This policy brief is part of CIGI’s project on freedom of thought: Legitimate Influence or Unlawful Manipulation? Find out more at: www.cigionline.org/fot
Policy Brief No. 6 — February 2024
Narrative Dominance, Information Warfare and the Freedom to Think Nitin Pai Key Points → Information warfare involves the use of information to influence political decisions without necessarily using physical force. → States and non-state actors are engaged in a quest for narrative dominance — to shape the landscape of public opinion in their favour. → Liberal democracies must protect the individual freedom to think, and cognitive autonomy is a national security objective. → There is a need for constitutional safeguards to prevent governments from directing information power against their own citizens.
Introduction Politics is everywhere and on a perpetual quest for narrative dominance.
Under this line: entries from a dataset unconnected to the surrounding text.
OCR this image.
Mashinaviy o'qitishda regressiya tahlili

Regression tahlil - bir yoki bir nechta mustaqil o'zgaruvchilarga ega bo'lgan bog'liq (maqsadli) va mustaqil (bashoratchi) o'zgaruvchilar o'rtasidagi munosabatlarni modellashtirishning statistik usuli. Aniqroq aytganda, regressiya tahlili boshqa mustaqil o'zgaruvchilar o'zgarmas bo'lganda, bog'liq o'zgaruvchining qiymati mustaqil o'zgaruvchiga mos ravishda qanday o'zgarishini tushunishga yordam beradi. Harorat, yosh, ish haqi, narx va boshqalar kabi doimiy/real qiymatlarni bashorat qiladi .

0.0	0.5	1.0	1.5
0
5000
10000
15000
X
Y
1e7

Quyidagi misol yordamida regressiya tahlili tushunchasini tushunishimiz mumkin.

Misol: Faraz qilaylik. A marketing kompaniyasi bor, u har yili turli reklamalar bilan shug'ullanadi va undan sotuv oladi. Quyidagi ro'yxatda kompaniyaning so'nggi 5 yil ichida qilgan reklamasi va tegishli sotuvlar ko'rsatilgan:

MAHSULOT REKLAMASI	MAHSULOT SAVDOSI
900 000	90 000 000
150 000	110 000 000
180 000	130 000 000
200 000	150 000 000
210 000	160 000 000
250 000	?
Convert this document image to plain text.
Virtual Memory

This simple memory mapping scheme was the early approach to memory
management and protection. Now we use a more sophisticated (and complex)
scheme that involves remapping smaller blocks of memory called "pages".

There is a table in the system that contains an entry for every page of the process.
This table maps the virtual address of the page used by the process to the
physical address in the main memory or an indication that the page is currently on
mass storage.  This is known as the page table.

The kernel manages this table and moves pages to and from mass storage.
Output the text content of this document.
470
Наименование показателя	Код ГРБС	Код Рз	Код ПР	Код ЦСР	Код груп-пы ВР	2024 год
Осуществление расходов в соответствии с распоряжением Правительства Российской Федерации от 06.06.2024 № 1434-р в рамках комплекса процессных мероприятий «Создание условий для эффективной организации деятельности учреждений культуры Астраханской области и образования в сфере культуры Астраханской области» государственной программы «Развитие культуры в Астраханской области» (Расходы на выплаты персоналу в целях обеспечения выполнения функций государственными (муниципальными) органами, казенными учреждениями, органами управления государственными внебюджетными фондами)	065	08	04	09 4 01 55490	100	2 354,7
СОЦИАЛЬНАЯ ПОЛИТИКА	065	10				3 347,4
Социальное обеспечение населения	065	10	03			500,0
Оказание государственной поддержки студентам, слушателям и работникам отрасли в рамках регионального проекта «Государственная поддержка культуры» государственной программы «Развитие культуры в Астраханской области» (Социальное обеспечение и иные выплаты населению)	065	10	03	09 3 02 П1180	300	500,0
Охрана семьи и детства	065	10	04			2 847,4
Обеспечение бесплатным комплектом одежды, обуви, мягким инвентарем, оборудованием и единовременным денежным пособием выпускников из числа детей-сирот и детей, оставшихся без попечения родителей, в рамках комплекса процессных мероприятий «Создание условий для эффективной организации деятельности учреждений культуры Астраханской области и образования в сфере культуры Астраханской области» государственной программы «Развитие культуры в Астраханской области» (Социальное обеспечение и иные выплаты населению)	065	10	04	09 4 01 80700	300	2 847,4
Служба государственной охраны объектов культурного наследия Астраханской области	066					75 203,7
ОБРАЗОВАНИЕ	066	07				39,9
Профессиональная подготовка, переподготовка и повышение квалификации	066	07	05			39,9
Aphorisms from ancient practitioners of statecraft in Assyria, India and China1 warn us that the word is mightier than the sword, that the power of knowledge is superior to force and wealth, and that to vanquish the enemy without fighting is the acme of skill. History is replete with the use of cultural power, propaganda, disinformation, deceit and censorship as instruments of policy. Information warfare — the use of information to influence decisions in order to achieve a political objective without necessarily using physical force — is not new. It has, however, become the centrepiece of international politics because we are in the Information Age, an epoch where society is structured around the production, consumption and effects of information. This policy brief presents a high-level analysis of the external, geopolitical dimension of information warfare and offers recommendations for defence and national security policies for liberal democratic states.
1
The phrase “the word is mightier than the sword” originates in the teachings of the Assyrian royal adviser Ahiqar (circa 700 BCE) (see Matthews and Benjamin 1997). Kautilya, a political adviser in the service of Chandragupta, the founder of the Mauryan empire, places “knowledge power” as the foremost type of power in The Arthashastra, a classic Indian treatise of statecraft (see Olivelle 2023, chapter 6, verses 2–33). Similarly, Sun Tzu considers subduing the enemy without fighting as the acme of skill, in Art of War (see Kaufman 2012, chapter 3).